Manara Richard M A, Tomasio Susana, Khalid Syma
School of Chemistry, University of Southampton, Highfield Campus, Southampton SO17 1BJ, UK.
Nanomaterials (Basel). 2015 Jan 27;5(1):144-153. doi: 10.3390/nano5010144.
Nanopore technology for DNA sequencing is constantly being refined and improved. In strand sequencing a single strand of DNA is fed through a nanopore and subsequent fluctuations in the current are measured. A major hurdle is that the DNA is translocated through the pore at a rate that is too fast for the current measurement systems. An alternative approach is "exonuclease sequencing", in which an exonuclease is attached to the nanopore that is able to process the strand, cleaving off one base at a time. The bases then flow through the nanopore and the current is measured. This method has the advantage of potentially solving the translocation rate problem, as the speed is controlled by the exonuclease. Here we consider the practical details of exonuclease attachment to the protein alpha hemolysin. We employ molecular dynamics simulations to determine the ideal (a) distance from alpha-hemolysin, and (b) the orientation of the monophosphate nucleotides upon release from the exonuclease such that they will enter the protein. Our results indicate an almost linear decrease in the probability of entry into the protein with increasing distance of nucleotide release. The nucleotide orientation is less significant for entry into the protein.

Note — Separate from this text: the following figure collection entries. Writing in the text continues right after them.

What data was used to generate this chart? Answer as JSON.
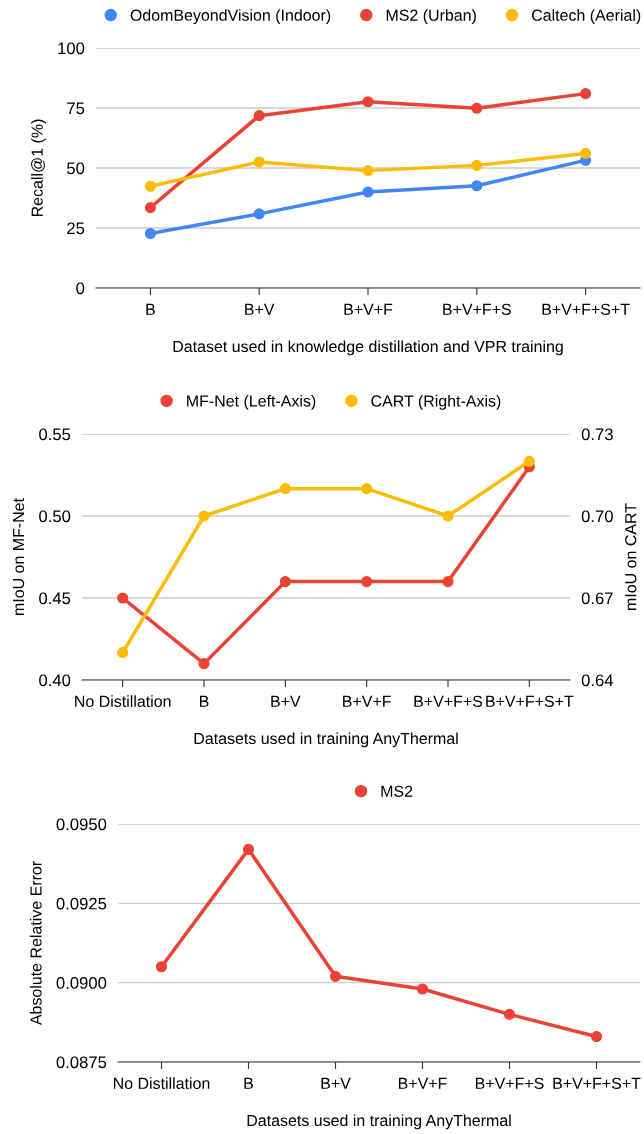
{
  "chart_data": [
    {
      "type": "line",
      "xlabel": "Dataset used in knowledge distillation and VPR training",
      "ylabel": "Recall@1 (%)",
      "categories": [
        "B",
        "B+V",
        "B+V+F",
        "B+V+F+S",
        "B+V+F+S+T"
      ],
      "series": [
        {
          "name": "OdomBeyondVision (Indoor)",
          "color": "#4285f4",
          "values": [
            22.7,
            30.9,
            40.0,
            42.6,
            53.2
          ]
        },
        {
          "name": "MS2 (Urban)",
          "color": "#ea4335",
          "values": [
            33.5,
            71.8,
            77.6,
            74.9,
            81.0
          ]
        },
        {
          "name": "Caltech (Aerial)",
          "color": "#fbbc04",
          "values": [
            42.4,
            52.5,
            48.9,
            51.1,
            56.1
          ]
        }
      ],
      "ylim": [
        0,
        100
      ],
      "yticks": [
        0,
        25,
        50,
        75,
        100
      ],
      "grid": "y",
      "legend": "top",
      "marker": "circle",
      "line_style": "solid"
    },
    {
      "type": "line",
      "xlabel": "Datasets used in training AnyThermal",
      "ylabel": "mIoU on MF-Net",
      "y2label": "mIoU on CART",
      "categories": [
        "No Distillation",
        "B",
        "B+V",
        "B+V+F",
        "B+V+F+S",
        "B+V+F+S+T"
      ],
      "series": [
        {
          "name": "MF-Net (Left-Axis)",
          "color": "#ea4335",
          "values": [
            0.45,
            0.41,
            0.46,
            0.46,
            0.46,
            0.53
          ]
        },
        {
          "name": "CART (Right-Axis)",
          "color": "#fbbc04",
          "axis": "y2",
          "values": [
            0.65,
            0.7,
            0.71,
            0.71,
            0.7,
            0.72
          ]
        }
      ],
      "ylim": [
        0.4,
        0.55
      ],
      "yticks": [
        {
          "value": 0.4,
          "label": "0.40"
        },
        {
          "value": 0.45,
          "label": "0.45"
        },
        {
          "value": 0.5,
          "label": "0.50"
        },
        {
          "value": 0.55,
          "label": "0.55"
        }
      ],
      "y2lim": [
        0.64,
        0.73
      ],
      "y2ticks": [
        0.64,
        0.67,
        {
          "value": 0.7,
          "label": "0.70"
        },
        0.73
      ],
      "grid": "y",
      "legend": "top",
      "marker": "circle",
      "line_style": "solid"
    },
    {
      "type": "line",
      "xlabel": "Datasets used in training AnyThermal",
      "ylabel": "Absolute Relative Error",
      "categories": [
        "No Distillation",
        "B",
        "B+V",
        "B+V+F",
        "B+V+F+S",
        "B+V+F+S+T"
      ],
      "series": [
        {
          "name": "MS2",
          "color": "#ea4335",
          "values": [
            0.0905,
            0.0942,
            0.0902,
            0.0898,
            0.089,
            0.0883
          ]
        }
      ],
      "ylim": [
        0.0875,
        0.095
      ],
      "yticks": [
        0.0875,
        {
          "value": 0.09,
          "label": "0.0900"
        },
        0.0925,
        {
          "value": 0.095,
          "label": "0.0950"
        }
      ],
      "grid": "y",
      "legend": "top",
      "marker": "circle",
      "line_style": "solid"
    }
  ]
}
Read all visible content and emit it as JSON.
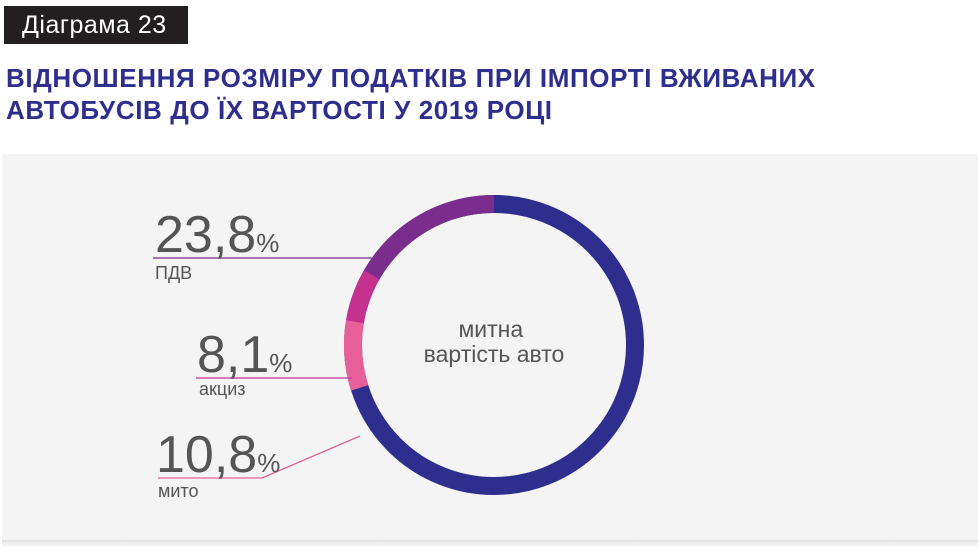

用于DNA测序的纳米孔技术正在不断完善和改进。在链测序中,单链DNA被送入纳米孔,并测量电流的后续波动。一个主要障碍是DNA穿过孔的速度对于当前的测量系统来说太快了。另一种方法是“核酸外切酶测序”,其中核酸外切酶附着在能够处理链的纳米孔上,每次切割一个碱基。然后碱基流过纳米孔并测量电流。这种方法的优点是有可能解决转运速率问题,因为速度由核酸外切酶控制。在这里,我们考虑将核酸外切酶附着到α-溶血素蛋白上的实际细节。我们采用分子动力学模拟来确定(a)与α-溶血素的理想距离,以及(b)单磷酸核苷酸从核酸外切酶释放时的取向,以便它们能够进入蛋白质。我们的结果表明,随着核苷酸释放距离的增加,进入蛋白质的概率几乎呈线性下降。核苷酸取向对于进入蛋白质的影响较小。